「最近食べることばっかり楽しみになっちゃって。また太っちゃった。」





私は、そんな若菜の背中を見つめていた。





高校時代からの親友だった若菜は、今じゃ2児のママだ。



昔はスリムな体型だったけど、いつのまにか肝っ玉母さんといった雰囲気で貫禄さえある。

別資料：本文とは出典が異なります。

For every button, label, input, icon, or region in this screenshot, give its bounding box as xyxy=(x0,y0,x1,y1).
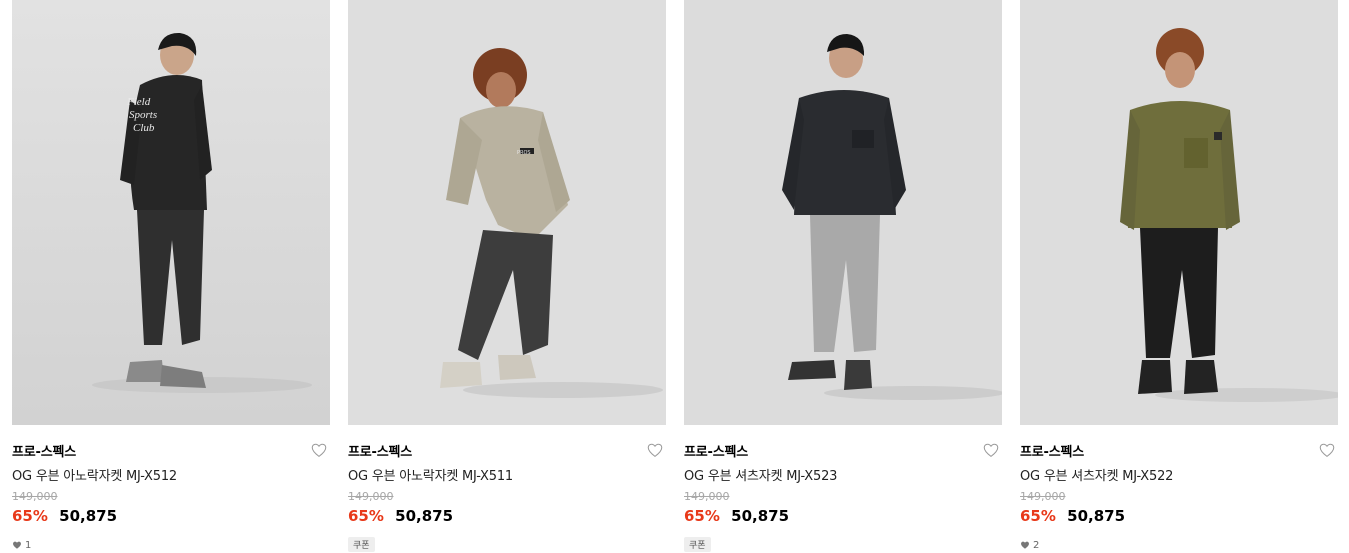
product-name[interactable]: OG 우븐 셔츠자켓 MJ-X522 xyxy=(1020,465,1173,484)
like-heart-icon[interactable] xyxy=(646,441,664,459)
product-card[interactable]: PROS 프로-스펙스 OG 우븐 아노락자켓 MJ-X511 149,000 … xyxy=(348,0,666,552)
product-image[interactable]: PROS xyxy=(348,0,666,425)
discount-rate: 65% xyxy=(684,507,720,525)
product-photo-model-shirt-jacket-black xyxy=(684,0,1002,425)
product-name[interactable]: OG 우븐 아노락자켓 MJ-X511 xyxy=(348,465,513,484)
product-image[interactable]: Field Sports Club xyxy=(12,0,330,425)
sale-price: 50,875 xyxy=(731,507,790,525)
price-row: 65% 50,875 xyxy=(684,507,789,525)
product-photo-model-back-view: Field Sports Club xyxy=(12,0,330,425)
discount-rate: 65% xyxy=(1020,507,1056,525)
product-card[interactable]: 프로-스펙스 OG 우븐 셔츠자켓 MJ-X523 149,000 65% 50… xyxy=(684,0,1002,552)
product-photo-model-shirt-jacket-khaki xyxy=(1020,0,1338,425)
product-grid: Field Sports Club 프로-스펙스 OG 우븐 아노락자켓 MJ-… xyxy=(0,0,1349,552)
brand-name[interactable]: 프로-스펙스 xyxy=(348,441,412,460)
coupon-badge: 쿠폰 xyxy=(348,537,375,552)
like-heart-icon[interactable] xyxy=(1318,441,1336,459)
price-row: 65% 50,875 xyxy=(12,507,117,525)
product-image[interactable] xyxy=(684,0,1002,425)
product-name[interactable]: OG 우븐 셔츠자켓 MJ-X523 xyxy=(684,465,837,484)
like-count: 1 xyxy=(12,538,31,552)
price-row: 65% 50,875 xyxy=(348,507,453,525)
product-photo-model-anorak: PROS xyxy=(348,0,666,425)
product-name[interactable]: OG 우븐 아노락자켓 MJ-X512 xyxy=(12,465,177,484)
product-card[interactable]: 프로-스펙스 OG 우븐 셔츠자켓 MJ-X522 149,000 65% 50… xyxy=(1020,0,1338,552)
product-image[interactable] xyxy=(1020,0,1338,425)
original-price: 149,000 xyxy=(1020,490,1066,503)
discount-rate: 65% xyxy=(12,507,48,525)
like-heart-icon[interactable] xyxy=(310,441,328,459)
jacket-print-text: Field xyxy=(126,96,151,108)
brand-name[interactable]: 프로-스펙스 xyxy=(12,441,76,460)
price-row: 65% 50,875 xyxy=(1020,507,1125,525)
brand-name[interactable]: 프로-스펙스 xyxy=(684,441,748,460)
brand-name[interactable]: 프로-스펙스 xyxy=(1020,441,1084,460)
sale-price: 50,875 xyxy=(1067,507,1126,525)
discount-rate: 65% xyxy=(348,507,384,525)
like-count: 2 xyxy=(1020,538,1039,552)
original-price: 149,000 xyxy=(12,490,58,503)
sale-price: 50,875 xyxy=(59,507,118,525)
chest-logo-text: PROS xyxy=(517,150,531,156)
product-card[interactable]: Field Sports Club 프로-스펙스 OG 우븐 아노락자켓 MJ-… xyxy=(12,0,330,552)
sale-price: 50,875 xyxy=(395,507,454,525)
svg-text:Club: Club xyxy=(133,122,155,134)
coupon-badge: 쿠폰 xyxy=(684,537,711,552)
svg-text:Sports: Sports xyxy=(129,109,157,121)
original-price: 149,000 xyxy=(348,490,394,503)
like-heart-icon[interactable] xyxy=(982,441,1000,459)
original-price: 149,000 xyxy=(684,490,730,503)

本人は太ったことを気にしてるけど、その背中は私が思い描く母親そのもの。






若菜は私のことを羨ましいと言うけれど、私からしたら若菜の方が羨ましい。



たまの休日を利用して、こうして若菜の家に遊びに来るたびにそう思うのだった。



リビングに飾られた家族写真が温かい家庭を物語っている。


可愛い子供たちはいるし……私は溢れる母性をどこに持っていけばいいのやら。




そんなことを考えていると、若菜の息子である5歳になったばかりの絢斗(アヤト)がトコトコと近づいてきた。




「芳乃姉ちゃん!」


「ん?」


「今日はお土産は?」



無邪気に言う絢斗に対して、若菜の声がキッチンから届いた。


「絢!」




私はクスクスと笑いながら口を開いた。


「いいのよ。駄菓子屋の芳乃姉ちゃんは、いっつもお土産持ってきてくれるって分かってるんだもんねぇ〜。」




小さな絢斗は硝子玉のような瞳をキラキラと輝かせる。